Emergency Medicine Emergency Medicine · Endocrinology

Hypoglycaemia Causes

Hypoglycaemia (BG <3.5 mmol/L) is the most common endocrine emergency. In a comatose patient, it must always be excluded first — it is immediately reversible.

✦ The Mnemonic

"EXPLAIN Hypoglycaemia — Exogenous insulin and more"

Exogenous insulin/sulphonylureas · Physiological (fasting, exercise) · Liver failure · Adrenal insufficiency · Insulinoma · Malnutrition

E Exogenous insulin / Sulphonylureas Most common cause; excess insulin or insulin secretagogues; iatrogenic or deliberate
L Liver failure Glycogen storage depleted; impaired gluconeogenesis — alcohol, acute liver failure
A Addison's disease Cortisol deficiency → impaired gluconeogenesis + increased insulin sensitivity
I Insulinoma Rare; pancreatic beta cell tumour; Whipple's triad: symptoms + low glucose + relief with glucose
N Non-islet cell tumours IGF-2 secreting tumours — fibrosarcoma, hepatoma; hypoglycaemia in absence of diabetes
M Malnutrition + Neonatal Sepsis, prolonged fasting; neonatal hypoglycaemia — LGA infants of diabetic mothers

📚 Clinical Breakdown

Immediate treatment: conscious patient — 15–20 g fast-acting glucose (Lucozade, dextrose tablets, Hypostop gel).
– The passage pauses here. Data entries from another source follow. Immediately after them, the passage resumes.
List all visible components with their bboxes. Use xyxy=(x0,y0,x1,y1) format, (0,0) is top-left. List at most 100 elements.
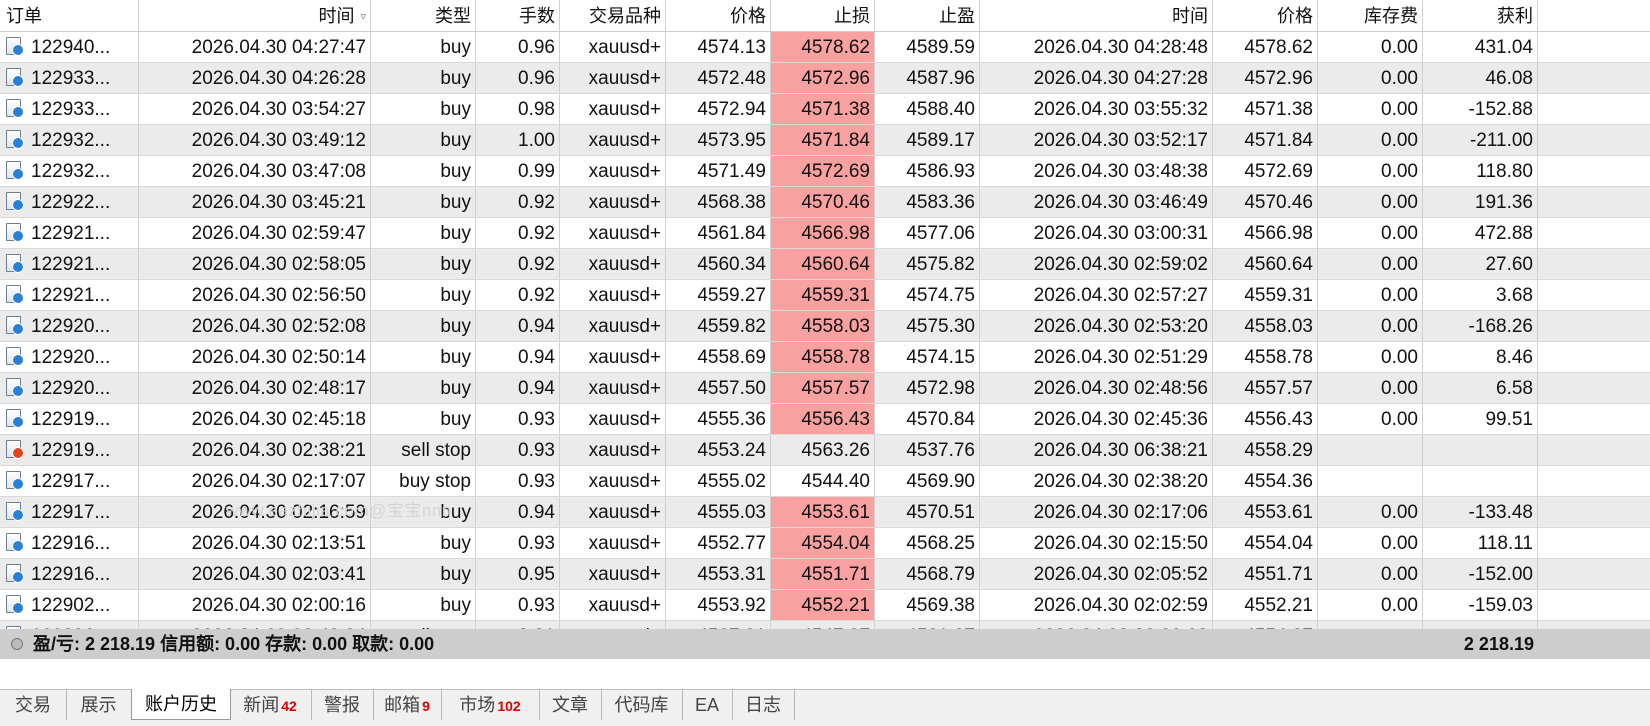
table-row[interactable]: 122921... 2026.04.30 02:58:05 buy 0.92 xauus… xyxy=(0,249,1650,280)
cell-sl: 4558.78 xyxy=(771,342,875,372)
table-body: 122940... 2026.04.30 04:27:47 buy 0.96 xauus… xyxy=(0,32,1650,652)
col-header-take-profit[interactable]: 止盈 xyxy=(875,0,980,31)
order-buy-icon xyxy=(6,409,24,428)
table-row[interactable]: 122920... 2026.04.30 02:48:17 buy 0.94 xauus… xyxy=(0,373,1650,404)
table-row[interactable]: 122917... 2026.04.30 02:17:07 buy stop 0.93… xyxy=(0,466,1650,497)
order-id: 122921... xyxy=(31,254,111,275)
tab-label: 新闻 xyxy=(243,695,280,715)
cell-order: 122932... xyxy=(0,156,139,186)
col-header-time[interactable]: 时间 ▿ xyxy=(139,0,371,31)
col-header-type[interactable]: 类型 xyxy=(371,0,476,31)
cell-profit: 191.36 xyxy=(1423,187,1538,217)
tab-4[interactable]: 警报 xyxy=(311,690,374,720)
col-header-swap[interactable]: 库存费 xyxy=(1318,0,1423,31)
order-buy-icon xyxy=(6,564,24,583)
cell-tp: 4570.84 xyxy=(875,404,980,434)
order-id: 122921... xyxy=(31,223,111,244)
cell-symbol: xauusd+ xyxy=(560,497,666,527)
table-row[interactable]: 122940... 2026.04.30 04:27:47 buy 0.96 xauus… xyxy=(0,32,1650,63)
cell-swap: 0.00 xyxy=(1318,280,1423,310)
cell-order: 122919... xyxy=(0,435,139,465)
summary-icon xyxy=(11,638,23,650)
table-row[interactable]: 122933... 2026.04.30 03:54:27 buy 0.98 xauus… xyxy=(0,94,1650,125)
cell-volume: 0.98 xyxy=(476,94,560,124)
cell-profit: 431.04 xyxy=(1423,32,1538,62)
col-header-order[interactable]: 订单 xyxy=(0,0,139,31)
cell-volume: 0.92 xyxy=(476,187,560,217)
tab-3[interactable]: 新闻 42 xyxy=(229,690,312,720)
table-row[interactable]: 122919... 2026.04.30 02:38:21 sell stop 0.9… xyxy=(0,435,1650,466)
col-header-price[interactable]: 价格 xyxy=(666,0,771,31)
cell-time: 2026.04.30 03:49:12 xyxy=(139,125,371,155)
cell-order: 122920... xyxy=(0,373,139,403)
table-row[interactable]: 122922... 2026.04.30 03:45:21 buy 0.92 xauus… xyxy=(0,187,1650,218)
col-header-close-time[interactable]: 时间 xyxy=(980,0,1213,31)
cell-profit: 118.80 xyxy=(1423,156,1538,186)
table-row[interactable]: 122902... 2026.04.30 02:00:16 buy 0.93 xauus… xyxy=(0,590,1650,621)
col-header-close-price[interactable]: 价格 xyxy=(1213,0,1318,31)
tab-9[interactable]: EA xyxy=(682,690,733,720)
cell-close-time: 2026.04.30 02:38:20 xyxy=(980,466,1213,496)
cell-price: 4557.50 xyxy=(666,373,771,403)
cell-price: 4555.02 xyxy=(666,466,771,496)
col-header-profit[interactable]: 获利 xyxy=(1423,0,1538,31)
tab-6[interactable]: 市场 102 xyxy=(441,690,540,720)
tab-5[interactable]: 邮箱 9 xyxy=(373,690,442,720)
cell-profit xyxy=(1423,435,1538,465)
table-row[interactable]: 122932... 2026.04.30 03:49:12 buy 1.00 xauus… xyxy=(0,125,1650,156)
table-row[interactable]: 122920... 2026.04.30 02:50:14 buy 0.94 xauus… xyxy=(0,342,1650,373)
order-id: 122933... xyxy=(31,99,111,120)
cell-tp: 4577.06 xyxy=(875,218,980,248)
order-buy-icon xyxy=(6,223,24,242)
cell-order: 122920... xyxy=(0,311,139,341)
table-row[interactable]: 122919... 2026.04.30 02:45:18 buy 0.93 xauus… xyxy=(0,404,1650,435)
cell-price: 4555.36 xyxy=(666,404,771,434)
cell-sl: 4554.04 xyxy=(771,528,875,558)
table-row[interactable]: 122921... 2026.04.30 02:59:47 buy 0.92 xauus… xyxy=(0,218,1650,249)
cell-close-price: 4566.98 xyxy=(1213,218,1318,248)
tab-2[interactable]: 账户历史 xyxy=(131,689,231,720)
cell-time: 2026.04.30 02:17:07 xyxy=(139,466,371,496)
cell-time: 2026.04.30 04:27:47 xyxy=(139,32,371,62)
tab-0[interactable]: 交易 xyxy=(0,690,67,720)
cell-swap: 0.00 xyxy=(1318,125,1423,155)
cell-type: buy xyxy=(371,528,476,558)
col-header-symbol[interactable]: 交易品种 xyxy=(560,0,666,31)
table-row[interactable]: 122916... 2026.04.30 02:03:41 buy 0.95 xauus… xyxy=(0,559,1650,590)
tab-7[interactable]: 文章 xyxy=(539,690,602,720)
cell-tp: 4570.51 xyxy=(875,497,980,527)
table-row[interactable]: 122932... 2026.04.30 03:47:08 buy 0.99 xauus… xyxy=(0,156,1650,187)
tab-8[interactable]: 代码库 xyxy=(601,690,683,720)
cell-tp: 4575.30 xyxy=(875,311,980,341)
cell-time: 2026.04.30 02:13:51 xyxy=(139,528,371,558)
cell-tp: 4574.15 xyxy=(875,342,980,372)
cell-volume: 0.93 xyxy=(476,404,560,434)
table-row[interactable]: 122920... 2026.04.30 02:52:08 buy 0.94 xauus… xyxy=(0,311,1650,342)
cell-swap: 0.00 xyxy=(1318,404,1423,434)
cell-swap xyxy=(1318,435,1423,465)
cell-volume: 0.93 xyxy=(476,528,560,558)
table-row[interactable]: 122921... 2026.04.30 02:56:50 buy 0.92 xauus… xyxy=(0,280,1650,311)
cell-sl: 4557.57 xyxy=(771,373,875,403)
cell-sl: 4558.03 xyxy=(771,311,875,341)
order-buy-icon xyxy=(6,502,24,521)
col-header-stop-loss[interactable]: 止损 xyxy=(771,0,875,31)
cell-close-price: 4554.36 xyxy=(1213,466,1318,496)
tab-label: 文章 xyxy=(552,695,588,715)
cell-volume: 0.93 xyxy=(476,466,560,496)
cell-price: 4571.49 xyxy=(666,156,771,186)
tab-badge-count: 42 xyxy=(281,698,297,714)
cell-swap: 0.00 xyxy=(1318,94,1423,124)
cell-price: 4574.13 xyxy=(666,32,771,62)
tab-1[interactable]: 展示 xyxy=(66,690,132,720)
cell-symbol: xauusd+ xyxy=(560,187,666,217)
tab-10[interactable]: 日志 xyxy=(732,690,795,720)
table-row[interactable]: 122916... 2026.04.30 02:13:51 buy 0.93 xauus… xyxy=(0,528,1650,559)
cell-time: 2026.04.30 02:50:14 xyxy=(139,342,371,372)
cell-price: 4572.48 xyxy=(666,63,771,93)
table-row[interactable]: 122933... 2026.04.30 04:26:28 buy 0.96 xauus… xyxy=(0,63,1650,94)
cell-time: 2026.04.30 03:54:27 xyxy=(139,94,371,124)
cell-time: 2026.04.30 04:26:28 xyxy=(139,63,371,93)
cell-tp: 4568.79 xyxy=(875,559,980,589)
col-header-volume[interactable]: 手数 xyxy=(476,0,560,31)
Unconscious/unable to swallow — IV dextrose 50 mL 10% (preferred over 50% — less vascular damage), or IM glucagon 1 mg. Recheck BG in 15 minutes.

Hypoglycaemia in non-diabetics (Whipple's triad): 1) symptoms of hypoglycaemia; 2) documented low blood glucose; 3) resolution of symptoms with glucose administration. All three criteria must be met. If Whipple's triad is positive — investigate for insulinoma (72-hour supervised fast + insulin:C-peptide ratio) or other causes.

Sulphonylurea-induced hypoglycaemia: prolonged action (glibenclamide can last 24–36 hours) — requires prolonged glucose infusion and monitoring, not just a single dextrose bolus. Admit for observation. Consider octreotide (somatostatin analogue — suppresses insulin secretion) for refractory sulphonylurea-induced hypoglycaemia.

First-line (unconscious) IV dextrose 10% 50 mL OR IM glucagon 1 mg
Whipple's triad Symptoms + low BG + relief with glucose
Sulphonylurea hypoglycaemia Prolonged — needs IV glucose infusion + monitoring
Always exclude in coma Immediate BM — hypoglycaemia is reversible

⭐ Clinical Pearl

Factitious hypoglycaemia: deliberate self-injection of insulin. Insulin levels are high, C-peptide levels are low (exogenous insulin suppresses endogenous production — no C-peptide). If both insulin and C-peptide are elevated — insulinoma or sulphonylurea overdose. The insulin:C-peptide ratio distinguishes the cause.